Aynı gayret, sorgulayarak hükümet oldukları yirmi yıl içinde sistemin değiştirilmesiyle ilgili gösterilemedi.
Resmi ideoloji içinde özgürlük alanları ne kadar genişletildiyse bir o kadar da resmi ideolojinin genel kabul görmesi bilerek ya da bilmeyerek sağlanmış oldu.
Tam anlamıyla sistem değişimi gerçekleşmedi, sistem kendini sağlamlaştırdı, sadece şekilsel bir değişim yaşandı.
Sistemi değiştireceğini söyleyen insanlar, yönettikleri sistemde çocuklarını dahi sistemin birer parçası haline dönüştürdüklerinin farkına bile varamadılar.
Yirmi yıl öncesinde başı açık annelerin, kravatlı babaların yanında başörtülü genç kızlar, sakallı genç erkekler vardı, şimdi sakallarını kirli sakala dönüştüren ya da usturaya vurduran babaların, başörtülerini modaya uyduran annelerin yanında başı açık genç kızlar, kulağı küpeli, saçlarını bağlayan genç erkekler de var.

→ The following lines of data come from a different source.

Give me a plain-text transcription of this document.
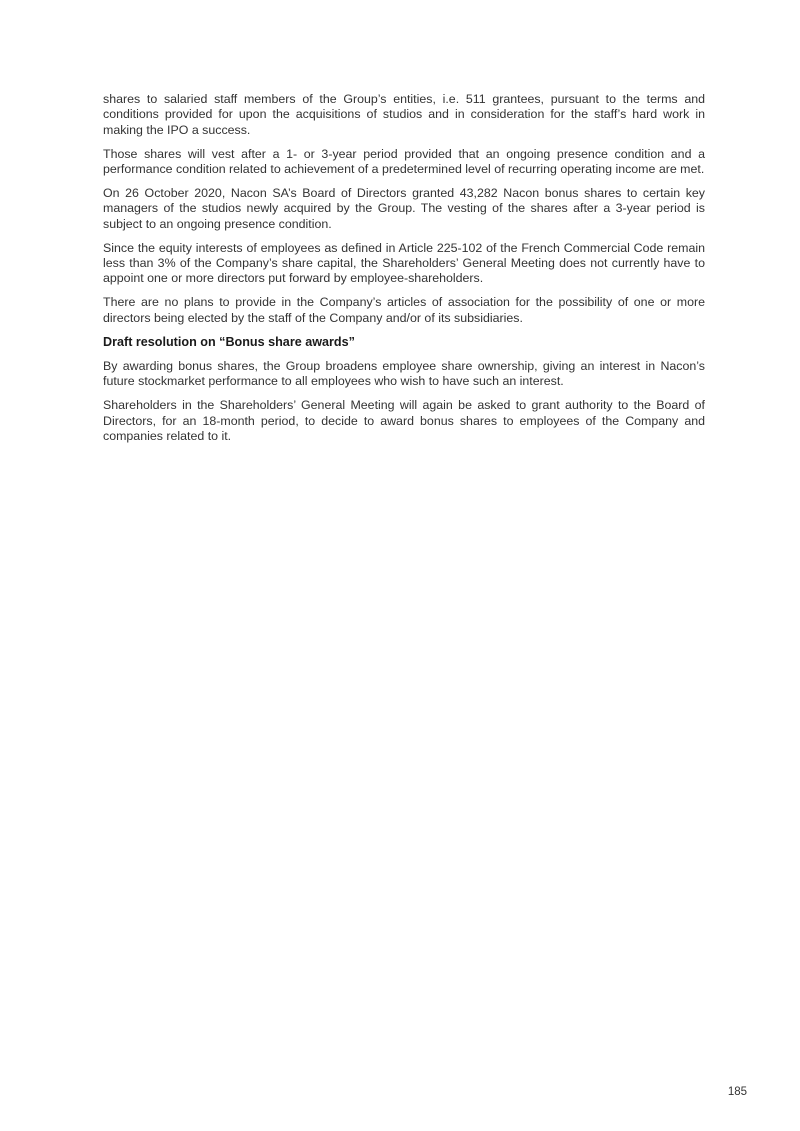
shares to salaried staff members of the Group’s entities, i.e. 511 grantees, pursuant to the terms and conditions provided for upon the acquisitions of studios and in consideration for the staff’s hard work in making the IPO a success.

Those shares will vest after a 1- or 3-year period provided that an ongoing presence condition and a performance condition related to achievement of a predetermined level of recurring operating income are met.

On 26 October 2020, Nacon SA’s Board of Directors granted 43,282 Nacon bonus shares to certain key managers of the studios newly acquired by the Group. The vesting of the shares after a 3-year period is subject to an ongoing presence condition.

Since the equity interests of employees as defined in Article 225-102 of the French Commercial Code remain less than 3% of the Company’s share capital, the Shareholders’ General Meeting does not currently have to appoint one or more directors put forward by employee-shareholders.

There are no plans to provide in the Company’s articles of association for the possibility of one or more directors being elected by the staff of the Company and/or of its subsidiaries.

Draft resolution on “Bonus share awards”

By awarding bonus shares, the Group broadens employee share ownership, giving an interest in Nacon’s future stockmarket performance to all employees who wish to have such an interest.

Shareholders in the Shareholders’ General Meeting will again be asked to grant authority to the Board of Directors, for an 18-month period, to decide to award bonus shares to employees of the Company and companies related to it.

185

Cumhurbaşkanımız Recep Tayyip Erdoğan’ın 94 ruhu vurgusu bir acziyetin, bir mahcubiyetin, bir toparlanma isteğinin, bir silkelenişin ifadesidir.
Zaman zaman insanların ruhunu okşayan “Ömer” arayışları, her seçim sonrası alınan mesaj açıklamaları, günümüzde de 94 ruhu olarak adlandırılan özlemler dille ikrar edilse de kalben bir imanı taşımıyor.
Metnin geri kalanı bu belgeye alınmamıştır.